Mises Wire

Patrick Byrne and the Blockchain

At the Austrian Economics Research Conference this year, Patrick Byrne, CEO of Overstock.com, discussed the many ways that the blockchain may be used in the future to facilitate exchange. Summarized in the most simplistic way possible: the blockchain, Byrne says, allows parties to exchange without first having to establish trust with each other, and without having to rely on legal authorities for enforcement. Naturally, this has implications for the usefulness of state authorities in regulating exchange. (See this video beginning at 30:00.) Specifically, Byrne notes the role of an obscure organization called the DTCC in ownership of securities. 

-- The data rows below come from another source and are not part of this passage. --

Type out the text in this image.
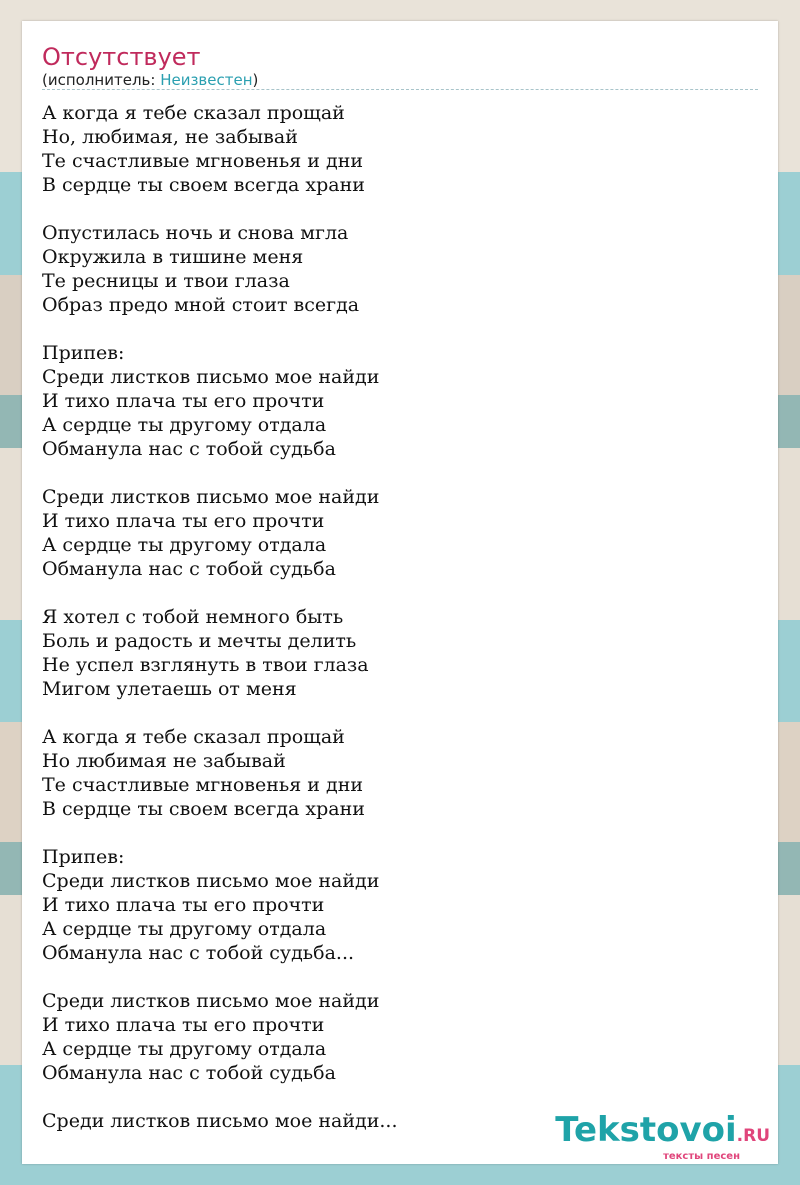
Отсутствует
(исполнитель: Неизвестен)
А когда я тебе сказал прощай
Но, любимая, не забывай
Те счастливые мгновенья и дни
В сердце ты своем всегда храни
Опустилась ночь и снова мгла
Окружила в тишине меня
Те ресницы и твои глаза
Образ предо мной стоит всегда
Припев:
Среди листков письмо мое найди
И тихо плача ты его прочти
А сердце ты другому отдала
Обманула нас с тобой судьба
Среди листков письмо мое найди
И тихо плача ты его прочти
А сердце ты другому отдала
Обманула нас с тобой судьба
Я хотел с тобой немного быть
Боль и радость и мечты делить
Не успел взглянуть в твои глаза
Мигом улетаешь от меня
А когда я тебе сказал прощай
Но любимая не забывай
Те счастливые мгновенья и дни
В сердце ты своем всегда храни
Припев:
Среди листков письмо мое найди
И тихо плача ты его прочти
А сердце ты другому отдала
Обманула нас с тобой судьба...
Среди листков письмо мое найди
И тихо плача ты его прочти
А сердце ты другому отдала
Обманула нас с тобой судьба
Среди листков письмо мое найди...	Tekstovoi.RU
тексты песен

A recent Politico article noted Byrne’s role in expanding the blockchain’s role and the DTCC: 

The DTCC is the clearinghouse for U.S. capital markets. Its Jersey City vault contains about a million physical stock and bond certificates, representing some undisclosed portion of the $43 trillion in total assets the organization holds in custody. This is the center of the entire American stock-trading system. Each share has an owner, and – no matter how fast it changes hands – a clearinghouse keeps track of who owns what.

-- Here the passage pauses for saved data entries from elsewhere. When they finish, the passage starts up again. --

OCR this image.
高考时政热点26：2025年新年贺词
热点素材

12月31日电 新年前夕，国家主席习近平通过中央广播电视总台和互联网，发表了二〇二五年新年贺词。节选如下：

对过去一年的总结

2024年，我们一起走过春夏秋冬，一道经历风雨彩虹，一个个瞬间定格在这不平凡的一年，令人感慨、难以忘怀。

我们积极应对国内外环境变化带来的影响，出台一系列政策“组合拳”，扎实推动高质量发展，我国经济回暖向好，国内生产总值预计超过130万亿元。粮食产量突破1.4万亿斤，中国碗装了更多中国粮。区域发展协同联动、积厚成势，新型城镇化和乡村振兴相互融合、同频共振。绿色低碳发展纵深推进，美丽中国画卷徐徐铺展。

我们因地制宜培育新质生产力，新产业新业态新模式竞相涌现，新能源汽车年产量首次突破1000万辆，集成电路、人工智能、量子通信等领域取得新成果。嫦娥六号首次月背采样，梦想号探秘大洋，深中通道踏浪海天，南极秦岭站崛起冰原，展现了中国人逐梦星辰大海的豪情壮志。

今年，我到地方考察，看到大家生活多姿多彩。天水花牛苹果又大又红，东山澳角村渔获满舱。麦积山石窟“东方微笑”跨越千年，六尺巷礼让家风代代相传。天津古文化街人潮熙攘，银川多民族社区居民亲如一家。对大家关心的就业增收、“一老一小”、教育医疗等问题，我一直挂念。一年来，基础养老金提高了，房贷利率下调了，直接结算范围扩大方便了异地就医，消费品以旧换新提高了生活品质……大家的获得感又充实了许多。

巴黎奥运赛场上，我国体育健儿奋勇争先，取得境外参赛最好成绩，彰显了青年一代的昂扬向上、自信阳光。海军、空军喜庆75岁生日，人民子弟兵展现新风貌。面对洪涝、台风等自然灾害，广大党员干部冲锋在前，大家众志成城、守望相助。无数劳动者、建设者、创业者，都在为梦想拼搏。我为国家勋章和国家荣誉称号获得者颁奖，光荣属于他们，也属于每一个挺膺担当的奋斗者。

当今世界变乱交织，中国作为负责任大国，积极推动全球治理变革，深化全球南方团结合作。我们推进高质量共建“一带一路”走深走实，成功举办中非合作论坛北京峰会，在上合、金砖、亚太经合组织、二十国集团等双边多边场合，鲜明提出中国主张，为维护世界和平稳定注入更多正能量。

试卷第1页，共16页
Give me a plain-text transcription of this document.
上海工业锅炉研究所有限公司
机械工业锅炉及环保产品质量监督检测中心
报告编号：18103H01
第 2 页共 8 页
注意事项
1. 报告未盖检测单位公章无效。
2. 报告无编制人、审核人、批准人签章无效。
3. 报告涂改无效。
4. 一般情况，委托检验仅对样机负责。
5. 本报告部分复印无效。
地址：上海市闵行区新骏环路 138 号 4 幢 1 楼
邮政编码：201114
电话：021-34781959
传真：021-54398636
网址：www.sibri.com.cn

This year, Patrick Byrne, the CEO of Overstock.com and would-be financial revolutionary, is taking the first steps in a campaign to smash open the vault. Or, really, to eliminate it - and with it, the whole system that makes the vault necessary. On April 1, the Securities and Exchange Commission approved a request by a private stock exchange partnered with Overstock to deal in “digital securities.” On April 24, Byrne filed a Form S-3 with the Securities and Exchange Commission to register $500 million worth of equity in Overstock as the first digital stock, which the agency is currently reviewing. On Friday, the company offered the world’s first-ever digital security, a corporate bond that does not need SEC approval and could be issued in a matter of days.

Byrne wants to use the technology behind Bitcoin to create a securities market that exists not in any one particular place, but as a collection of data distributed across computers anywhere on Earth, with no need for the DTCC, the New York Stock Exchange or any of the other middlemen who oversee the world’s capital markets.

This new system, which he calls Medici, after the banking family that ruled over Renaissance-era Florence, would do something no other stock exchange has ever done. It would skip the centralized clearinghouse entirely, and keep track of trading, clearance, and ownership on everyone’s computers at once. It would transform processes that now depend on centralized institutions for trust, and let people instead transact directly with one another.

By approving these new securities, the SEC has made the federal government’s first foray into regulating Bitcoin 2.0, a technological force on the cusp of sweeping into the mainstream.

When people talk about the real potential of Bitcoin to transform the financial system, they aren’t talking about a digital currency that may or may not ever really take off.  They are talking about what Byrne and other Bitcoin 2.0 entrepreneurs are trying to do.